We can become discouraged as moms who are trying to balance many things when we believe that the only way to pray effectively is to follow one of the many plans found on Google outlining “steps to becoming a prayer warrior.” These methods can feel overwhelming when we try to add them to an already demanding schedule. I have sometimes tried to follow such a plan, with little success. While my desire was good, the method did not fit the life I have been given.
I do not mean to condone laziness in prayer. Also, God may lead us into special seasons of prayer when we have a heavy burden. But the bottom line is this: prayer is talking to God. He is with us in our daily tasks and in times of rest as much as He is with us when we sit down to a devotional time. Nothing can separate us from His love, and He cares about everything. From the smallest detail (a misplaced shoe) to the greatest burden (a son’s decisions about his future), nothing is too big or too small for God.
If I am walking with God and living a life for His glory, He is present with us at all times. The best time to lift a prayer to Him is the moment it comes to mind. When the worries start to swirl and the questions arise, that is when I lift my heart to the Lord, whether I’m driving in the car, folding laundry, or doing dishes.

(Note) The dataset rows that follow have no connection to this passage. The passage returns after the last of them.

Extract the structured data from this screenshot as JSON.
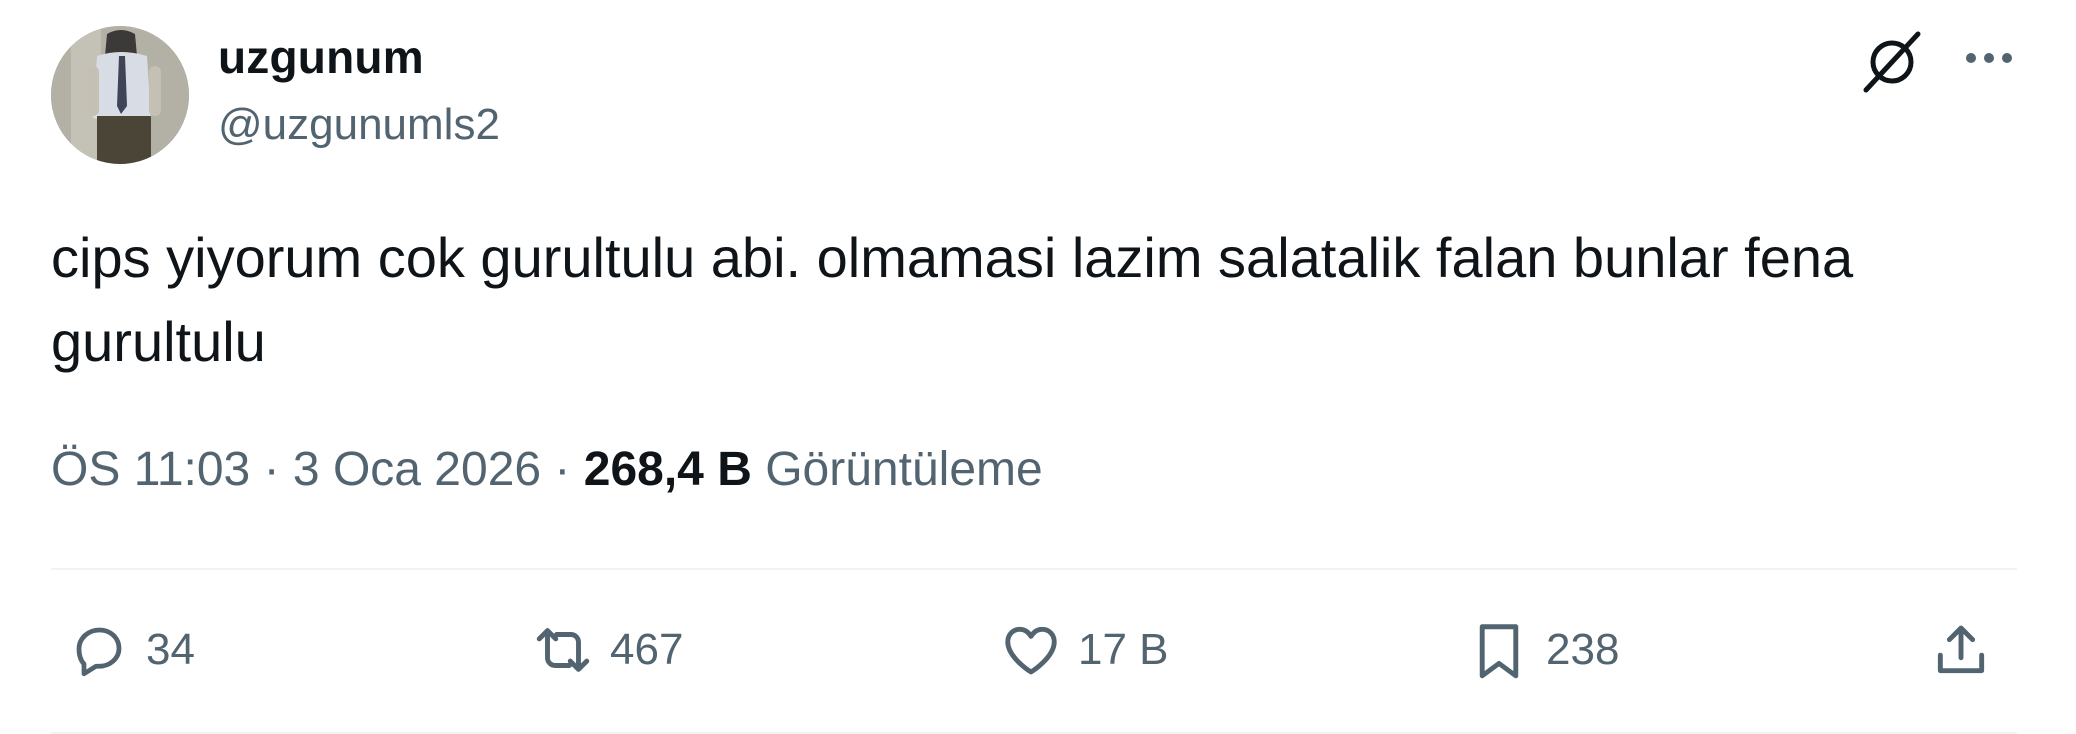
{
  "author": {
    "display_name": "uzgunum",
    "handle": "@uzgunumls2",
    "avatar": "profile-avatar"
  },
  "tweet": {
    "text": "cips yiyorum cok gurultulu abi. olmamasi lazim salatalik falan bunlar fena gurultulu"
  },
  "meta": {
    "time": "ÖS 11:03",
    "separator1": " · ",
    "date": "3 Oca 2026",
    "separator2": " · ",
    "views_count": "268,4 B",
    "views_label": " Görüntüleme"
  },
  "header_icons": {
    "grok": "grok-icon",
    "more": "more-icon"
  },
  "actions": {
    "reply": {
      "icon": "reply-icon",
      "count": "34"
    },
    "retweet": {
      "icon": "retweet-icon",
      "count": "467"
    },
    "like": {
      "icon": "heart-icon",
      "count": "17 B"
    },
    "bookmark": {
      "icon": "bookmark-icon",
      "count": "238"
    },
    "share": {
      "icon": "share-icon"
    }
  },
  "colors": {
    "text_primary": "#0f1419",
    "text_secondary": "#536471",
    "divider": "#eff3f4"
  }
}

This practice not only reminds me to pray more for certain things but also helps me avert a worried state of mind.
I do spend time talking with God in the morning, daily, and I find Him near and ready to help. I encourage you to do the same. But often my devotional time is cut short by the needs of my family due to my current season of life. I can allow this to become a source of discouragement, or I can just take my prayers with me as I go. I am encouraged greatly by the idea of the men in Nehemiah, who built the wall with a tool in one hand and a weapon in the other. It is an accurate picture of what a “prayer warrior mother” looks like.
Our prayer-hearing God is ever present. He has given us mighty tools of faith and prayer that we can carry with us everywhere we go. Father, let us as mothers find You as You are—near and ready to hear.
- Do you ever feel inadequate regarding your prayer life? It’s true that we need to pray, but God doesn’t want us living under condemnation. Read and ponder Romans 8:1: “There is therefore now no condemnation to them which are in Christ Jesus, who walk not after the flesh, but after the Spirit.”
- How often do you talk to God during your day? Stop right now and ask the Lord to help you take every worry and concern to Him the moment it comes to your mind, knowing that He is with you.
- First Thessalonians 5:17 says to “pray without ceasing.” How can you apply this to your life as a busy mom with many demands on your time?